JM – Nie, nie chcę komentować tego. Żadnej z decyzji nie będę w żaden sposób komentował.
Dziennikarz – Co powiesz o liczbie sytuacji stwarzanych przez Swansea? Było ich chyba więcej niż mogłeś się spodziewać?
JM – Przeciwko 10 zawodnikom, czy przeciwko 11? Jeżeli mówimy o pełnym składzie Chelsea to rywale nie stworzyli żadnej sytuacji. Mieli może jedną sytuację, gdzie Gomis był przed moimi obrońcami. W pierwszej połowie graliśmy piękny football. Byliśmy kreatywni, świetnie operowaliśmy piłką, graliśmy kombinacyjnie. Pierwsza połowa świetna i jej wynik nie był taki, jaki być powinien. W drugiej połowie jedna akcja rywala, czerwona kartka, karny i zrobiło się 2-2. Robiliśmy wszystko, żeby wygrać, ale jak doskonale wiesz, możesz mieć strategię, ale zawsze masz o jednego zawodnika mniej i trudno to zniwelować. W 11 byliśmy zdecydowanie lepsi, a w 10 graliśmy sercem. W tych warunkach moi zawodnicy pod koniec byli bardzo zmęczeni (od piątku w Anglii fala upałów). Przeciwnik grał naprawdę dobrze. Grali szybko i świetnie poruszali się po boisku. Jestem dumny ze swojej drużyny.

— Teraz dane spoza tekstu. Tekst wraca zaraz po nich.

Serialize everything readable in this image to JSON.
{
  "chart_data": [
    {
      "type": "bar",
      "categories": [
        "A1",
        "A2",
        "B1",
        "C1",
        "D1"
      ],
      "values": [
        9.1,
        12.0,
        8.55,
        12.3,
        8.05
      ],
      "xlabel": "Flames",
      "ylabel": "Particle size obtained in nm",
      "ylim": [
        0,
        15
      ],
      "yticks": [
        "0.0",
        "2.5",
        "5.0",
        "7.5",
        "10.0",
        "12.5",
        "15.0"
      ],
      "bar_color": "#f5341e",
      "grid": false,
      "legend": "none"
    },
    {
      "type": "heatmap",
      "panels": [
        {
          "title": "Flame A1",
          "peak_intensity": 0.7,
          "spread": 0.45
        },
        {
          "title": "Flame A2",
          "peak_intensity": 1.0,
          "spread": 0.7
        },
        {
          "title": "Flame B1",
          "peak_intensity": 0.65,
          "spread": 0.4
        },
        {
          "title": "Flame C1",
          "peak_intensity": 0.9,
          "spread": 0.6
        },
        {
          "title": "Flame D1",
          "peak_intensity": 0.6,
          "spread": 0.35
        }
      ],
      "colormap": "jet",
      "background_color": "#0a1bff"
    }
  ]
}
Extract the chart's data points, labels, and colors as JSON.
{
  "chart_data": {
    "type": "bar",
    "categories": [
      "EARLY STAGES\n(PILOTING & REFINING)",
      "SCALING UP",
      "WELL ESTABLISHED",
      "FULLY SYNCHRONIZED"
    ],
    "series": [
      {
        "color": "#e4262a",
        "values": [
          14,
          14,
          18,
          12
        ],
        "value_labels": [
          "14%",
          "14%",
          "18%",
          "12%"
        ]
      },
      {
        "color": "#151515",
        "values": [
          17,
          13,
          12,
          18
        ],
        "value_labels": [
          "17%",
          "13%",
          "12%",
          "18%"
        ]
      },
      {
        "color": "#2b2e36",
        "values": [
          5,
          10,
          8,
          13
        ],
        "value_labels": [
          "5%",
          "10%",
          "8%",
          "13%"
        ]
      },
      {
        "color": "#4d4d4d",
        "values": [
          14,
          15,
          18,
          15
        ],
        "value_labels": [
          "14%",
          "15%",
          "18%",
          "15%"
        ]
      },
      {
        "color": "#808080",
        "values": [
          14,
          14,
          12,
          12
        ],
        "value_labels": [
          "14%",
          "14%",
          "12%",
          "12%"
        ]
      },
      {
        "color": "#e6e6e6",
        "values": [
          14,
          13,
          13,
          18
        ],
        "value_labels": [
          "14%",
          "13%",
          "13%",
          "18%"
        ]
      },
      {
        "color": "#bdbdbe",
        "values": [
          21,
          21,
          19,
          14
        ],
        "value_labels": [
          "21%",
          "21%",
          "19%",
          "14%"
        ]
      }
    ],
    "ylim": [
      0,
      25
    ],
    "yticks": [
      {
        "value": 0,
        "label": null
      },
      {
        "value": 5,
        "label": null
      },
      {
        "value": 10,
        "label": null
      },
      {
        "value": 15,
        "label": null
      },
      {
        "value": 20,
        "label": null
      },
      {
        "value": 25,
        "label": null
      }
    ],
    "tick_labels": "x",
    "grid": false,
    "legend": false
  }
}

Dziennikarz – Mówisz o dumie i twoi piłkarze w pełni zasłużyli na pochwały, bo mimo gry w 10 wciąż atakowali?
JM – Tak, próbowaliśmy wygrać. Atakowaliśmy, mieliśmy sporo stałych fragmentów gry. Nie mogliśmy jednak zapomnieć o rywalu, który cały czas był groźny. Formacje trzymały linię, wszyscy grali z pełnym poświęceniem. Nie mogę mieć do zawodników najmniejszych pretensji.
Dziennikarz – Rozumiem, że nie chcesz rozmawiać o pracy sędziego publicznie. Byłeś z nim porozmawiać prywatnie po meczu?
JM – Po co? Gra jest skończona. Nie chcę z nim rozmawiać. Nie mam o czym.